The data your field crew enters at clock-in is the foundation that everything else in your operations layer is built on. Get it accurate, get it real-time, and the rest of the stack starts working the way it was supposed to.

Frequently Asked Questions 

Is GPS time tracking legal for construction workers?

Yes, GPS time tracking is legal in most U.S. jurisdictions when used during work hours on company-issued devices or with the employee's consent on personal devices. The legal considerations are around scope (track during work hours only, not personal time), notice (employees should know they're being tracked), and consent (most companies require workers to acknowledge the policy in writing). State laws vary on the specific requirements, with California, Connecticut, and a handful of other states having stricter notice and consent rules. Consult an employment attorney for your specific state requirements. The technology itself is well-established and widely used in construction.

How accurate is GPS time tracking on a construction site?

Modern GPS in smartphones is typically accurate to within 5 to 20 feet outdoors with clear sky access, which is enough for geofence verification on most job sites. Accuracy degrades inside large structures, in dense urban environments, or in heavily wooded areas. The practical implication is that geofencing works well for most exterior work, less well for interior work in steel-frame commercial buildings, and may need supplemental verification (photo, manual approval) in challenging environments. For most residential and exterior commercial work, GPS accuracy is more than sufficient.

Do I need separate time tracking software if I'm already using QuickBooks?
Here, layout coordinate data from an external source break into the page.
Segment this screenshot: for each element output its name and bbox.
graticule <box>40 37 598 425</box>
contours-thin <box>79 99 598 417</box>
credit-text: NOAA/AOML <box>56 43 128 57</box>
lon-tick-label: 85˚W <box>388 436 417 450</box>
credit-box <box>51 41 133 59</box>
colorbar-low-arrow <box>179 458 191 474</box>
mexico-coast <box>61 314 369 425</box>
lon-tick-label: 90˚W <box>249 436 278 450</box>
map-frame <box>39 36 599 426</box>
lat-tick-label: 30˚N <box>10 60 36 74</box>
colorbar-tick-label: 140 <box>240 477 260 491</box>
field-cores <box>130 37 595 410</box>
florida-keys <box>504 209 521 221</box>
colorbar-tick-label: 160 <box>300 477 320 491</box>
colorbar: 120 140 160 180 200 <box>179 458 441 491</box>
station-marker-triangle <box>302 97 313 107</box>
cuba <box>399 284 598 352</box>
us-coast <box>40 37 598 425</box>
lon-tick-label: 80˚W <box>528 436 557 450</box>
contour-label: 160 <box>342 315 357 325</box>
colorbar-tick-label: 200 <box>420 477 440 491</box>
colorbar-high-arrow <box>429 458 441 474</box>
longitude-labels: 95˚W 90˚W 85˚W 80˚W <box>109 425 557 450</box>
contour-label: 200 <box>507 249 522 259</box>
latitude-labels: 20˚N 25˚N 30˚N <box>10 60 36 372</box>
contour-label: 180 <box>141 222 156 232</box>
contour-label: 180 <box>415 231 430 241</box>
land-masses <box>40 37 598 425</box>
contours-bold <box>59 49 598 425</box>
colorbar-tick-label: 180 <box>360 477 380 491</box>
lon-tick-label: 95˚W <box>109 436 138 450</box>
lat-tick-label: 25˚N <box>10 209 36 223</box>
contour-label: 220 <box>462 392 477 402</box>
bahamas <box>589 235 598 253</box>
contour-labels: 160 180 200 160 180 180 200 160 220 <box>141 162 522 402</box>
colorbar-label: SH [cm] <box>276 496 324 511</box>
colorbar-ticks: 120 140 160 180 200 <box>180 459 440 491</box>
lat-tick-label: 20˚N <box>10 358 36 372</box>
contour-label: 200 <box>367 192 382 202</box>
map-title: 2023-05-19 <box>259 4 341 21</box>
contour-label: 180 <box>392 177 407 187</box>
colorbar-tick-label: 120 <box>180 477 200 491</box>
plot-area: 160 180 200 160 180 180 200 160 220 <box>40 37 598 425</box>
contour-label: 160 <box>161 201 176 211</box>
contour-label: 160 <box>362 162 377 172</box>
Possibly not, if you're using QuickBooks for general business use and your time tracking needs are simple. QuickBooks Online includes basic time tracking on most plans, and QuickBooks Time (an upgrade) handles job-level allocation and GPS verification well enough for most small to mid-size operations. The signal that you need a more specialized construction time tracking platform is if you do certified payroll, prevailing wage work, or multi-state compliance, where QuickBooks Time becomes inadequate. For straightforward residential or specialty trade work without those compliance requirements, QuickBooks Time is usually enough.

How do I get my crew to actually use the time tracking app?

Crew adoption of time tracking apps depends on three things: making the clock-in process fast (under 10 seconds), giving the worker a personal benefit they care about (faster expense reimbursement, accurate paychecks, fewer payroll disputes), and having leadership use the system consistently themselves. Most adoption failures trace back to one of these three factors. The framework for software adoption in construction more broadly can be found in our construction software training and adoption guide, which covers the rollout discipline that makes implementations succeed.